Discours prononcé le 2 mai 2013 au Parlement de Bucarest devant les délégations des deux académies.

Jacques Battin
membre de l’Académie Nationale de médecine,
docteur-es-lettres, Vice-président de la Soc.Franç.Hist.Méd.

Il y a 25 siècles que le philosophe Platon eut l’idée de réunir les Athéniens curieux de culture et d’enrichissement mutuel, dans un espace de liberté, situé dans le jardin d’un héros dénommé Académos, d’où vient le nom d’académie. Cette initiative s’est inscrite très tôt dans la mémoire des hommes ayant le goût de mêler leur savoir dans un climat de respect mutuel. Cette première académie était sous la protection d’Apollon Musagète, le Maître des Muses, signifiant l’ensemble des disciplines littéraires, philosophiques, artistiques et scientifiques.

 

Mosaïque

Mosaïque romaine de Pompéi, musée de Naples,
représentant l’Académie de Platon avec les savants et artistes représentant les muses.
(cliché J. Battin)

La Renaissance retrouva cet usage avec l’académie des Lynx fondée à Rome en 1603, la plus ancienne académie d’Europe, puis ce furent l’Académie française fondée en 1635 par Richelieu sous Louis XIII « pour épurer et fixer la langue .», la Royal Society de Londres en 1662, et sous Louis XIV, en 1666 sur le conseil de Colbert l’Académie de France à Rome et l’Académie des Sciences qui accueillit d’emblée quelques médecins considérés comme savants anatomistes ou physiologistes, l’art médical considéré alors trop déficient pour mériter d’être individualisé.

Au siècle des Lumières, les académies se multiplièrent dans les capitales européennes et dans les principales villes du royaume de France, dont celle de Bordeaux, qui vient de fêter son tricentenaire et s’honore d’avoir été présidée à trois reprises par Montesquieu lequel fonda des prix de physique et d’anatomie pour encourager le développement des sciences.

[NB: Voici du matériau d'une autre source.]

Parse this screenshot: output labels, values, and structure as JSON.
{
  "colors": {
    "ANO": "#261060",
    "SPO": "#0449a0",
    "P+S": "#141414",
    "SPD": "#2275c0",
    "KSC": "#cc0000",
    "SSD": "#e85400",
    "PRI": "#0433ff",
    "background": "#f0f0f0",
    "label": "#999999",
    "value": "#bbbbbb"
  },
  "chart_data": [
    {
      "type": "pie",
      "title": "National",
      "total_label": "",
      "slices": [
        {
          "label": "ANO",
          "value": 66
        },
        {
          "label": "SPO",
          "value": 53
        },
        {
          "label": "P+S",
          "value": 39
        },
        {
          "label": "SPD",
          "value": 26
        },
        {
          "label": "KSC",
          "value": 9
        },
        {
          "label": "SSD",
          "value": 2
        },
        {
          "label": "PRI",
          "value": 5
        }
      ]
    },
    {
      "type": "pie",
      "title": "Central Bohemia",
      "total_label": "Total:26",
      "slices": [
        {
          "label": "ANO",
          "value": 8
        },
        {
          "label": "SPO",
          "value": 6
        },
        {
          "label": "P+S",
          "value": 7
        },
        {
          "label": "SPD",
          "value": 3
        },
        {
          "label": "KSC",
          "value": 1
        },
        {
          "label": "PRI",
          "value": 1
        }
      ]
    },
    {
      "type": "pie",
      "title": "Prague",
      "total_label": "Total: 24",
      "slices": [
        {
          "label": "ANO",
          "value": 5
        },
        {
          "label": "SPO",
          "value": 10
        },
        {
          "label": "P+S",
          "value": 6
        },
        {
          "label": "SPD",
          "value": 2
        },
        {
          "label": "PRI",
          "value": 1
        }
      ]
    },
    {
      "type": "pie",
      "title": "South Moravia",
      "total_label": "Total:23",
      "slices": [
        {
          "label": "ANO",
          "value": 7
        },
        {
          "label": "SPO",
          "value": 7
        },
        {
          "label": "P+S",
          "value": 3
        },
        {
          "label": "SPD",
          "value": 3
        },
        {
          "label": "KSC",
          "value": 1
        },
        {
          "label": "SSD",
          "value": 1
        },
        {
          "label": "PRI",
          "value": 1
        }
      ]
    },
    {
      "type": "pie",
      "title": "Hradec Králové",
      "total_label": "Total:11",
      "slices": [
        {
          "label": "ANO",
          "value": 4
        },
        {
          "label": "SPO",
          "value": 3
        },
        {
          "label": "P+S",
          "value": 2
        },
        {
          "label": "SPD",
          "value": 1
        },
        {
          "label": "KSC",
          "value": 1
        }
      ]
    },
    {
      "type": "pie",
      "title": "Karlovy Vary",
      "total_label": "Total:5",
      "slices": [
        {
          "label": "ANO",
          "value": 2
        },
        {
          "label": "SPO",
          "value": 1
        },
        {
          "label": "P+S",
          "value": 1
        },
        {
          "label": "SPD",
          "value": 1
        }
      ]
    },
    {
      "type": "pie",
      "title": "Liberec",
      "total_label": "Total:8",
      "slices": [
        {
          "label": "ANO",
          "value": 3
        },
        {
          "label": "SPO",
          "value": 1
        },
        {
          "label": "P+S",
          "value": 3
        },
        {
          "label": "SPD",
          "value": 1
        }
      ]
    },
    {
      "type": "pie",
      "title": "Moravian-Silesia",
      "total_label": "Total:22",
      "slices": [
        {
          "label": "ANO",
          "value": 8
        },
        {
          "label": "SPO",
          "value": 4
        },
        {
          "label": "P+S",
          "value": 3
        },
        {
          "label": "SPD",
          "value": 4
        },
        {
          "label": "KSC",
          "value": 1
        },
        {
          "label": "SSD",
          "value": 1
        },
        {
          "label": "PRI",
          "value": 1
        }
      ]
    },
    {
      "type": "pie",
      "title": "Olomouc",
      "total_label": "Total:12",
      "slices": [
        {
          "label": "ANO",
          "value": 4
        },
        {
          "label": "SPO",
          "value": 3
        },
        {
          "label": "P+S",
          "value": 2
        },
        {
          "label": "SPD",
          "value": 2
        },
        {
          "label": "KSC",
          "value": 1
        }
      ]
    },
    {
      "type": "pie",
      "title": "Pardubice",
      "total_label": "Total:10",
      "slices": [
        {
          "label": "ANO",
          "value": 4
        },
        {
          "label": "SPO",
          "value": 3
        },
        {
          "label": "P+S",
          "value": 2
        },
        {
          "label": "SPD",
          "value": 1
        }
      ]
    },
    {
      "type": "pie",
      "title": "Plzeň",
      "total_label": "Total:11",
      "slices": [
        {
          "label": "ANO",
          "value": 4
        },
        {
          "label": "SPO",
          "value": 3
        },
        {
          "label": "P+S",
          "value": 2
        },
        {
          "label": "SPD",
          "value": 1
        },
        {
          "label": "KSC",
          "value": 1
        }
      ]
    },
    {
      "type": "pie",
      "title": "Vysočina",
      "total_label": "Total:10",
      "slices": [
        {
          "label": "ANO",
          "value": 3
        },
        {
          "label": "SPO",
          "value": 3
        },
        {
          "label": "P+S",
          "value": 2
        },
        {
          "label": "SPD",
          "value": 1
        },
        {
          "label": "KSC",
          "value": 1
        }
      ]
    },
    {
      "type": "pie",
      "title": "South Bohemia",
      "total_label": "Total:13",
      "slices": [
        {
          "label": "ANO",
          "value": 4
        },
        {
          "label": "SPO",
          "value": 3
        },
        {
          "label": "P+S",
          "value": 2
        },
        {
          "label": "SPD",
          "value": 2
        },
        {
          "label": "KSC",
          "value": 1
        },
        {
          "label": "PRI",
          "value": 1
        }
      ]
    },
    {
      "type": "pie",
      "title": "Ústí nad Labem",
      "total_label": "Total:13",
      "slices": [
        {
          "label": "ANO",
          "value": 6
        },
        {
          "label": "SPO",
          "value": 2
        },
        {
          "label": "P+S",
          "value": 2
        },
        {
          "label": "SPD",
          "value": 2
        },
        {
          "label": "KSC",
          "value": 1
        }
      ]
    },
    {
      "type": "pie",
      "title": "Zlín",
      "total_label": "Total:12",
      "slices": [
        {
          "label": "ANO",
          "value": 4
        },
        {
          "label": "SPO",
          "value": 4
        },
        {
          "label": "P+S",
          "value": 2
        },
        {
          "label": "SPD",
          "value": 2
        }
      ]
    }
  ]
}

Pierre Chirac, docteur de Montpellier, et Premier Médecin de Louis XV, tenta de créer une académie de médecine, mais il échoua face à l’hostilité de la faculté de Paris soucieuse de conserver ses prérogatives.
A l’opposé, le Premier Chirurgien Georges Mareschal, qui succéda à Félix, lequel avait opéré avec succès Louis XIV de sa fistule anale, s’est associé à François Gigot de La Peyronnie de Montpellier et à eux deux réussirent à faire créer par Louis XV en 1748 une académie de chirurgie qui s’installera dans le bâtiment néo-classique construit par Gandouin, et dévolu depuis à l’université Paris V René Descartes.
La mort de Louis XV de la variole en 1774 suscita une émotion telle que, sous l’impulsion de Félix Vicq d’Azyr, fut fondée en 1778 la société royale de médecine  qui se réunissait au Louvre préfigurant l’académie actuelle avec son réseau de correspondants nationaux et étrangers.
En France, la création de l’Académie royale de médecine par ordonnance de 1820 est donc l’aboutissement d’une longue et laborieuse gestation correspondant au moment où la médecine accédait enfin au rationalisme scientifique au tout début du XIXème siècle.
Sur le conseil de son premier médecin, le baron Portal (1742-1832), le roi Louis XVIII chargeait l’Académie de travailler au perfectionnement de la science médicale, de répondre aux demandes du gouvernement sur tout ce qui intéresse la santé publique et principalement sur les épidémies, les maladies particulières à certaines régions, les épizooties, les différents cas de médecine légale, la propagation de la vaccine, l’examen des remèdes nouveaux tant internes qu’externes et les eaux minérales.
L’Académie était chargée de continuer les travaux de la Société royale de médecine et de l’Académie royale de chirurgie, qui avaient été supprimées par la convention révolutionnaire. Ainsi prit fin l’interminable lutte opposant médecins et chirurgiens. Ces derniers dont l’étymologie grecque signifie oeuvre de la main, activité dont le caractère sanglant était interdit aux clercs, lesquels philosophaient et étaient inefficaces. Tandis que les chirurgiens, ces « manœuvres », depuis au moins le Xème siècle après Abulcassis de Cordoue, avaient acquis des gestes efficaces à l’aide d’instruments adaptés à la pathologie externe.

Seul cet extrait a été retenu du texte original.